Italien

Experte: Dritte Welle im Januar Gefahr für Corona-Impfung in Italien

Vor den ersten Impfungen gegen Corona in Italien hat ein Experte vor Gefahren für den Impfplan gewarnt, sollte im Januar eine dritte Corona-Welle hereinbrechen. «Es wäre kompliziert die grösste Massenimpfkampagne aller Zeiten in einer laufenden dritten Welle zu initiieren», sagte der von der Regierung bestellte Kommissar für den Corona-Notstand, Domenico Arcuri, im Interview mit der Zeitung «La Repubblica» (Samstag).

Drucken
Teilen
In Kalabrien ist zur Unterstützung eines Krankenhauses ein Feldlazarett der Armee aufgebaut worden. Foto: Valeria Ferraro/SOPA Images via ZUMA Wire/dpa

In Kalabrien ist zur Unterstützung eines Krankenhauses ein Feldlazarett der Armee aufgebaut worden. Foto: Valeria Ferraro/SOPA Images via ZUMA Wire/dpa

Keystone/SOPA Images via ZUMA Wire/Valeria Ferraro
(sda/dpa)

Wenn Menschen nicht mobil sein können, wäre die Organisation der Impfungen Arcuri zufolge erschwert. Die zuletzt verschärften Corona-Beschränkungen der Regierung seien aber notwendig, erklärte er weiter.
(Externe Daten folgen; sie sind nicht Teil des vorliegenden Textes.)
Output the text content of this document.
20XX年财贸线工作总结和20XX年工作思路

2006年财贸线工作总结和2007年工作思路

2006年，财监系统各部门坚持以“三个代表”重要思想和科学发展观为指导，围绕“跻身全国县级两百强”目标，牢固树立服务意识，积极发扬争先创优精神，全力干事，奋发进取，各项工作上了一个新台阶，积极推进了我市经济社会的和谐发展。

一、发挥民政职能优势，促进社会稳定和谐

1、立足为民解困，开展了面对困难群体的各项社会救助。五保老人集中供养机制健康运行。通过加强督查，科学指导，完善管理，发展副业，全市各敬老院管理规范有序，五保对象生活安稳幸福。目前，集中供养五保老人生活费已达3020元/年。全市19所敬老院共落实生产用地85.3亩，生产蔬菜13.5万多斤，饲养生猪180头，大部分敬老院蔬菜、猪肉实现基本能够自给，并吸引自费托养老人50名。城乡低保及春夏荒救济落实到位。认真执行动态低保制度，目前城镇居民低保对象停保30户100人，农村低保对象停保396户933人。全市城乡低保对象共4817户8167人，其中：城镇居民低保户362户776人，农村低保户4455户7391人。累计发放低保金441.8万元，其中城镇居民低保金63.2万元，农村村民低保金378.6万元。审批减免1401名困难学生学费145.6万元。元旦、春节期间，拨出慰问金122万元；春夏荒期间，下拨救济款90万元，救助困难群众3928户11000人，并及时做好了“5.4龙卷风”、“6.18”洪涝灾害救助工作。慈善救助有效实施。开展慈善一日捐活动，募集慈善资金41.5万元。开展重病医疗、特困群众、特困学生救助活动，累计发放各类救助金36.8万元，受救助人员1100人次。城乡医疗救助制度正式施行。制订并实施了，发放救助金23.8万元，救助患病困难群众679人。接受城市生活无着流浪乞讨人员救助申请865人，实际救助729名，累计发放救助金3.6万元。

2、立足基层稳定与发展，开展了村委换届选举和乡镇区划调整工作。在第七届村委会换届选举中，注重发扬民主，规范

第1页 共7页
Die Ansteckungszahlen hätten sich zwar seit November sichtbar verlangsamt, aber der Kurvenverlauf sei noch nicht abgeflacht.

Für den Impftag am 27. Dezember sollen etwa 10 000 Corona-Impfdosen eintreffen. Kurz darauf sollen rund 1,8 Millionen Dosen zur Verfügung stehen. Eine Impfpflicht ist nicht vorgesehen, wie Italiens Ministerpräsident Giuseppe Conte am Freitagabend bestätigte.
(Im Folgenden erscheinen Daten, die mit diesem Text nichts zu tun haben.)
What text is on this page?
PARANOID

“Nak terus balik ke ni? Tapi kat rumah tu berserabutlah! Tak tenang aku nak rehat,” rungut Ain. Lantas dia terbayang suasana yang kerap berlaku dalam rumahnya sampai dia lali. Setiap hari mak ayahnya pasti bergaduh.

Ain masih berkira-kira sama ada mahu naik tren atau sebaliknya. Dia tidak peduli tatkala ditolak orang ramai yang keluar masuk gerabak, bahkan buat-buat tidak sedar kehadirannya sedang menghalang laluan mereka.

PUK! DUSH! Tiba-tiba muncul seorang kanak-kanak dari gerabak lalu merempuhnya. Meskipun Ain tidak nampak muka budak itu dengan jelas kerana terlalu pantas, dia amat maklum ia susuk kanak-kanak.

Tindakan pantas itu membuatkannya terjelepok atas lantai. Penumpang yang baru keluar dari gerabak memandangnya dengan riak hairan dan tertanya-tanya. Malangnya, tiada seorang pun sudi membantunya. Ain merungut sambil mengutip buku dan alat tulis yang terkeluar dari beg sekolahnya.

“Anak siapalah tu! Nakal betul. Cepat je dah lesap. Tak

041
Die Mitte-Links-Regierung beschloss am späten Freitagabend für das Land mit rund 60 Millionen Einwohnern weitere Beschränkungen für die Zeit zwischen Weihnachten und Anfang Januar. An und vor den Feiertagen gelte quasi ein Lockdown mit strengen Ausgangs- und Reisebeschränkungen. Geschäfte, ausser die für den täglichen Bedarf, sind zu. Besuche bei Freunden und Verwandten sind nur zu zweit erlaubt. Kinder unter 14 Jahren werden nicht mit eingerechnet.
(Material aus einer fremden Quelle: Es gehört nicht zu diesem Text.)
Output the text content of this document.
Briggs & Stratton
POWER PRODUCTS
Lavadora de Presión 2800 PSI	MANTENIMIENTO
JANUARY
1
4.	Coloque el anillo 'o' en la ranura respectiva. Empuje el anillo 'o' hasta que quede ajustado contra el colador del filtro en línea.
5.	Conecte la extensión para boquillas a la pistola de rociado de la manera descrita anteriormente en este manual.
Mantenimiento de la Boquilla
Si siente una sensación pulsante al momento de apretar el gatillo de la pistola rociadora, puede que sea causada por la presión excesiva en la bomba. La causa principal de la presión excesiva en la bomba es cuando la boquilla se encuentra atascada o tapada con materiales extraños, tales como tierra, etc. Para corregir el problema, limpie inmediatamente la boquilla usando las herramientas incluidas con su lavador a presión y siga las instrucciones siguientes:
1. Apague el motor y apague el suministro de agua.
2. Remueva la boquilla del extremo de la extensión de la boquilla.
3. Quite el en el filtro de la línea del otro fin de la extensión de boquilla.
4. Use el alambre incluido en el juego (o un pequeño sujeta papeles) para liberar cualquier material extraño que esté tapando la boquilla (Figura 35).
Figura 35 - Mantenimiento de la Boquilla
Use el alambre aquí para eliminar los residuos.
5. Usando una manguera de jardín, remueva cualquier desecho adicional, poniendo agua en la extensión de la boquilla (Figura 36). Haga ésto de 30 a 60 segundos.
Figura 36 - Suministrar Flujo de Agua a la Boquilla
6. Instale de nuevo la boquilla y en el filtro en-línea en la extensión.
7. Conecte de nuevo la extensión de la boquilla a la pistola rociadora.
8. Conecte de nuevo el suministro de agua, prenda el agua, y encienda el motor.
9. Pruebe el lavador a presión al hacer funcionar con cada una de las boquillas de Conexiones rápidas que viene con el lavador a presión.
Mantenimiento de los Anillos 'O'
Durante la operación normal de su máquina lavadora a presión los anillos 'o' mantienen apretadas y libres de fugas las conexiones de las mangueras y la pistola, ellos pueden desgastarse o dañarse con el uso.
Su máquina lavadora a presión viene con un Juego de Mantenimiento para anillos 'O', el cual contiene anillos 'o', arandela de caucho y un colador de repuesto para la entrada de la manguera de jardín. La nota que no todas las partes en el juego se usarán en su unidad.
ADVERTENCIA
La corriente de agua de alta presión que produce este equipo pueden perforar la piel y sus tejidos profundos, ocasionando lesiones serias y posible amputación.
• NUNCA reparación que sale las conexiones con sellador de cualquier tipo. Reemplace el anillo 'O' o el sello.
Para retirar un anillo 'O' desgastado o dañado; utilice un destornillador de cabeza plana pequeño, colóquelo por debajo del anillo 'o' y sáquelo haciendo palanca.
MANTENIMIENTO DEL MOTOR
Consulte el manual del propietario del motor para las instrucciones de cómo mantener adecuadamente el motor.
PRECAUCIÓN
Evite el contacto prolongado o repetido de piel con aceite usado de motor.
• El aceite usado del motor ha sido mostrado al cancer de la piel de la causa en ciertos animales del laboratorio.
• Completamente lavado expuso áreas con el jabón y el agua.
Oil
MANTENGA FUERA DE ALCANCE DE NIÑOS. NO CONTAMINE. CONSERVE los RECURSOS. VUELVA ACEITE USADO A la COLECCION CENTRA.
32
Lediglich an vier Tagen (28. bis 30. Dezember und 4. Januar) sollen diese Regeln gelockert werden, so dass Geschäfte wieder offen haben und die Menschen sich freier bewegen können. Bars und Restaurants sind die ganze Zeit geschlossen, ausser für Bestellungen zum Mitnehmen. Insgesamt verzeichnete das Gesundheitsministerium seit Pandemiebeginn mehr als 67 800 Menschen, die mit Sars-CoV-2 starben, und mehr als 1,921 Millionen Corona-Infektionen.